Q: What was it like to live with the memory of your father and his work?

FA: It was difficult because 45 years ago my father’s memory was clearer than it is today, although it is still clear today, but it was a matter of mourning something that I had no conscious memories of. I reconstructed through the words of the people, friendship and closeness, it was reconstructing through the lyrics of his tangos and his poems, his characters were a bit like him. Being the daughter of someone who stood out in culture is having inherited a surname and after having written I feel that I deserve to see my surname associated with writing.

Q: The question arises “what to do with a father who is absent and present at the same time, theatre”, what else can you say?

FA: There is another big question: if there is something outside the text or if we are a story. We are other people’s narratives. Rewriting is a collective fact that contains multitudes, but it is always a point of view, my gaze, my feeling. It is translating pain into art. A stage is the only place where Florencia says “dad” and he says “what.”

Q: How do poems play?

FA: They arrive at the end in a poetic duel between Florencia and Norberto who create fictional characters because being themselves and saying goodbye is postponed. Here there are characters and dramatic cores, and at the same time I question from today some tango lyrics, its clay, its score and what the Argentine male was. Although my father laughed at himself. I confront him by telling him that I wanted a normal father, not a writer father, and from there we think about what normality is, we talk about duels, the role of the father in culture, the work has a lot of humor and no low blows. Writing it was like constellating from the theater.

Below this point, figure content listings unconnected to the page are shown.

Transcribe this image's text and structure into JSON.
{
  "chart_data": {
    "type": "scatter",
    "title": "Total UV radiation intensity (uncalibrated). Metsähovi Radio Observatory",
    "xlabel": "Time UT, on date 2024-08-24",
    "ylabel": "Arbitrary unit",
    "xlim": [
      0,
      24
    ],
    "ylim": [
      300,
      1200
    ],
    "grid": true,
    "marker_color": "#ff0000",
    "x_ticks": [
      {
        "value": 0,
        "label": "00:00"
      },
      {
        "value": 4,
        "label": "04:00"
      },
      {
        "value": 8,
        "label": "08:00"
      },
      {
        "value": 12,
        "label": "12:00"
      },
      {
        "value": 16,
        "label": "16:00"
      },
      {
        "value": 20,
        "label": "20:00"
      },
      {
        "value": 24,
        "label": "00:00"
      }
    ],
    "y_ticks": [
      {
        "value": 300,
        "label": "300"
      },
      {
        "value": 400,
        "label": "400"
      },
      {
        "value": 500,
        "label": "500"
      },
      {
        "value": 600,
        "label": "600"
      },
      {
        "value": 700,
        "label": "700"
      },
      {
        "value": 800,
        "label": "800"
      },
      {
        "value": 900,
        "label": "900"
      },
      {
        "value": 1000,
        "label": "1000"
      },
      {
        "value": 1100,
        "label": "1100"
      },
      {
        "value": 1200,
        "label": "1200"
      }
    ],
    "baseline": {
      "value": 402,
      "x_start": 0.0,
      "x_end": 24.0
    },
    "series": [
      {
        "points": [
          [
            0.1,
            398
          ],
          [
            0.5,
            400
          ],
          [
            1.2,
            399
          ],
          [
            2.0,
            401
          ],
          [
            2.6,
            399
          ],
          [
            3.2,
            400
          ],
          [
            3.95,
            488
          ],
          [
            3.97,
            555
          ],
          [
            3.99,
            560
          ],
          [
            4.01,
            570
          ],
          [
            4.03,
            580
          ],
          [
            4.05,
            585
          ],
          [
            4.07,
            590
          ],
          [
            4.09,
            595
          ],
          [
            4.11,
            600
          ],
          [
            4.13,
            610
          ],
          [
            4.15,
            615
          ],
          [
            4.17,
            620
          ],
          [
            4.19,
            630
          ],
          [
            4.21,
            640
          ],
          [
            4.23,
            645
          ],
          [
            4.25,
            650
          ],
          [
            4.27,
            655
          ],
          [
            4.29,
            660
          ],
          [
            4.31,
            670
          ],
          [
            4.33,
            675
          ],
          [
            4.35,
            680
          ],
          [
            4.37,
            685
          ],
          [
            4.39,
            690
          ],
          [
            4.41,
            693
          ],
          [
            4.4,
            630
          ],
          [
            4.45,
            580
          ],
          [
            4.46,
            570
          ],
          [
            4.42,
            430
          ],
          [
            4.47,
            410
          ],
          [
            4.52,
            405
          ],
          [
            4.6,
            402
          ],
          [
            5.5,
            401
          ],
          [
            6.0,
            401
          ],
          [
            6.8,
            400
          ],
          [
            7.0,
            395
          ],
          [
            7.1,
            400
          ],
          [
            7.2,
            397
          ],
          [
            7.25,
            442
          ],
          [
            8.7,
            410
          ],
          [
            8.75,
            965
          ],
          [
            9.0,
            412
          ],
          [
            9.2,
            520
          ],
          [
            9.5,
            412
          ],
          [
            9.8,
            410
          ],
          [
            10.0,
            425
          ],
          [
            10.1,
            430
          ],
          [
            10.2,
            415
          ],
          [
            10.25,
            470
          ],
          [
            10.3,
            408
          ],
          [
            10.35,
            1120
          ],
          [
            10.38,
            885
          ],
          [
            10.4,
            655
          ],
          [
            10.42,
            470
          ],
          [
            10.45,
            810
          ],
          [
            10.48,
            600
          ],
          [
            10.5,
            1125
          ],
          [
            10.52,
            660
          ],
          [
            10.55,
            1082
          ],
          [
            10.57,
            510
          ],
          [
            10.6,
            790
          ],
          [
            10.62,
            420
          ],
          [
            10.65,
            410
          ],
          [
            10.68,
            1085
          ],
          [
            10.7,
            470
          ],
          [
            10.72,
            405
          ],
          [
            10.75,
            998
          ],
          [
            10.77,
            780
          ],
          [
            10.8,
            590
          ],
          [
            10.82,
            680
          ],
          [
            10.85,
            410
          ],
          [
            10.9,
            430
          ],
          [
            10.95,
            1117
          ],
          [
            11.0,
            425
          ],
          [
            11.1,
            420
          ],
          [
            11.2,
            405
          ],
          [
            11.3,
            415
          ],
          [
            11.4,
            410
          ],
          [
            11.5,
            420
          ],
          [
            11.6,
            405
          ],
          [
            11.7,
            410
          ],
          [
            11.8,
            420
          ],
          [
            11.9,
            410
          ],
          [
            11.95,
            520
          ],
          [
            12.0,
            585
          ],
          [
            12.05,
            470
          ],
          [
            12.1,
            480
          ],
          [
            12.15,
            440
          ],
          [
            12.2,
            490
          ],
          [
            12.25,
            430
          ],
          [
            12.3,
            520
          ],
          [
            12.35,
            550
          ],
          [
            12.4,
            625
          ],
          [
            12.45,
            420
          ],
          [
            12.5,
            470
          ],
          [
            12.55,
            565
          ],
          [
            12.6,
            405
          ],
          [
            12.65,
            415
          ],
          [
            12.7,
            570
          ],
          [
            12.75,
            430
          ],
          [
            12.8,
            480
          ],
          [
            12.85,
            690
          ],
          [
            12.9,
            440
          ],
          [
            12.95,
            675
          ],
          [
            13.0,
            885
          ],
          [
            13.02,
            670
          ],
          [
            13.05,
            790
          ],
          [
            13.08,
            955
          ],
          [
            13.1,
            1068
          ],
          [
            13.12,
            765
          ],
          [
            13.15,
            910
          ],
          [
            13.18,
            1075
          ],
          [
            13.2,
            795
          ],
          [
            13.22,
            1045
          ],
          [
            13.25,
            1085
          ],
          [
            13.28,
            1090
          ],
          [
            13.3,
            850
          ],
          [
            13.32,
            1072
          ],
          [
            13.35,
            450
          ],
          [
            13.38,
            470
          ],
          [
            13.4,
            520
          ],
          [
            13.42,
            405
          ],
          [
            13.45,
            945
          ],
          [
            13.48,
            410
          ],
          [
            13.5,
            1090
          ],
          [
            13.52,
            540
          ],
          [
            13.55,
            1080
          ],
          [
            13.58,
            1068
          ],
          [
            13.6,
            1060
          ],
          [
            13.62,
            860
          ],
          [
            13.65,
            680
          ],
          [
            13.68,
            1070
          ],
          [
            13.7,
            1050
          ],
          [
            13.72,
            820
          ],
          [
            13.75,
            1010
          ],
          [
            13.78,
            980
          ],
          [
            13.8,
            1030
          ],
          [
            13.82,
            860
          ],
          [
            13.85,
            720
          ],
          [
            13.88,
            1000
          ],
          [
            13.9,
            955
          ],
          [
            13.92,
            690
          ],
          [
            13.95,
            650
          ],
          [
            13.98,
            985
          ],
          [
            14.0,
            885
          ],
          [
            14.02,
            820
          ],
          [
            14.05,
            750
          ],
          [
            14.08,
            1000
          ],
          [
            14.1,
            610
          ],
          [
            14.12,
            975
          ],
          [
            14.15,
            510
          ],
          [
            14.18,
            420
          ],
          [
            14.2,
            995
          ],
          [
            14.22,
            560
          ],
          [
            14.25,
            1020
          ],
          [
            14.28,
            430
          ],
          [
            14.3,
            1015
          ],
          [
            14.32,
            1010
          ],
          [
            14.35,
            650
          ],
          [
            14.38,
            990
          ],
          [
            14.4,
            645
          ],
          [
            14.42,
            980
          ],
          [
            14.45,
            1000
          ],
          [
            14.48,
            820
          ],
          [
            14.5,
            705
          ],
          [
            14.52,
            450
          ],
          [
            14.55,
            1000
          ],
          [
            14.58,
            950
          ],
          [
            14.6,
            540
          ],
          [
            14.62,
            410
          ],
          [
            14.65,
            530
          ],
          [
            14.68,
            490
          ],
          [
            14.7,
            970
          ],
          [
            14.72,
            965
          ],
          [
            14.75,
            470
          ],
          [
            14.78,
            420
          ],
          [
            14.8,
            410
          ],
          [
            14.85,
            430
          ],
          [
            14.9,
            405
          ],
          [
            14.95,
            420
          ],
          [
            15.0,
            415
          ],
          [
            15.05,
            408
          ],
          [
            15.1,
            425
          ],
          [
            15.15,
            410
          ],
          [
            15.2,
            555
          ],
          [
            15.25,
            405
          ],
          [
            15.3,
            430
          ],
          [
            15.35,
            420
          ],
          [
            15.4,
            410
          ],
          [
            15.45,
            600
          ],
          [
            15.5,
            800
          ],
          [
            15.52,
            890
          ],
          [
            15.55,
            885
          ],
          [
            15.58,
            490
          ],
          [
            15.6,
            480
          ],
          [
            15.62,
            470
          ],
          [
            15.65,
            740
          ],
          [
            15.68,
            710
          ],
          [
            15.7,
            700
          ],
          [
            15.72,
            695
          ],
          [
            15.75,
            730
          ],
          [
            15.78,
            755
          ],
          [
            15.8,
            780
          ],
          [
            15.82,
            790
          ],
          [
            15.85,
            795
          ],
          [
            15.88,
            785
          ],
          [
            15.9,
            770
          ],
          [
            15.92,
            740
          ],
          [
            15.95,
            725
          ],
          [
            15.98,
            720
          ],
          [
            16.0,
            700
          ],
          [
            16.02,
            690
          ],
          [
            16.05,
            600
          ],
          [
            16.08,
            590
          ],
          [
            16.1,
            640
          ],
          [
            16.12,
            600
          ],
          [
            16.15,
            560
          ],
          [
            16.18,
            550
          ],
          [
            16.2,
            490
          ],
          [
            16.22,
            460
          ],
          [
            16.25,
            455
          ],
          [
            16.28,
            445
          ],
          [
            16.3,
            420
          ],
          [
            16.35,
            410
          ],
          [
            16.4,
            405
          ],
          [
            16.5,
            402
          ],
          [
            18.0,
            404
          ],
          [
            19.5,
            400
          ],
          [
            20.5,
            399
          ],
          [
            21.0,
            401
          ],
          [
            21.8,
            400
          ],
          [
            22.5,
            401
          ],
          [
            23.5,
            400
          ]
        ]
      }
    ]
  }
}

Q: What can you say about culture and theatre today?

FA: Culture is alive, culture is resistance, it is fighting against all threats, such as the sociocultural and economic policies of this government that threaten culture and theatre. The situation of the INT, the FNA, Proteatro is critical, there are fewer events, budget, it is a systematic plan of cultural genocide that is anything but innocent. However, theatre resists.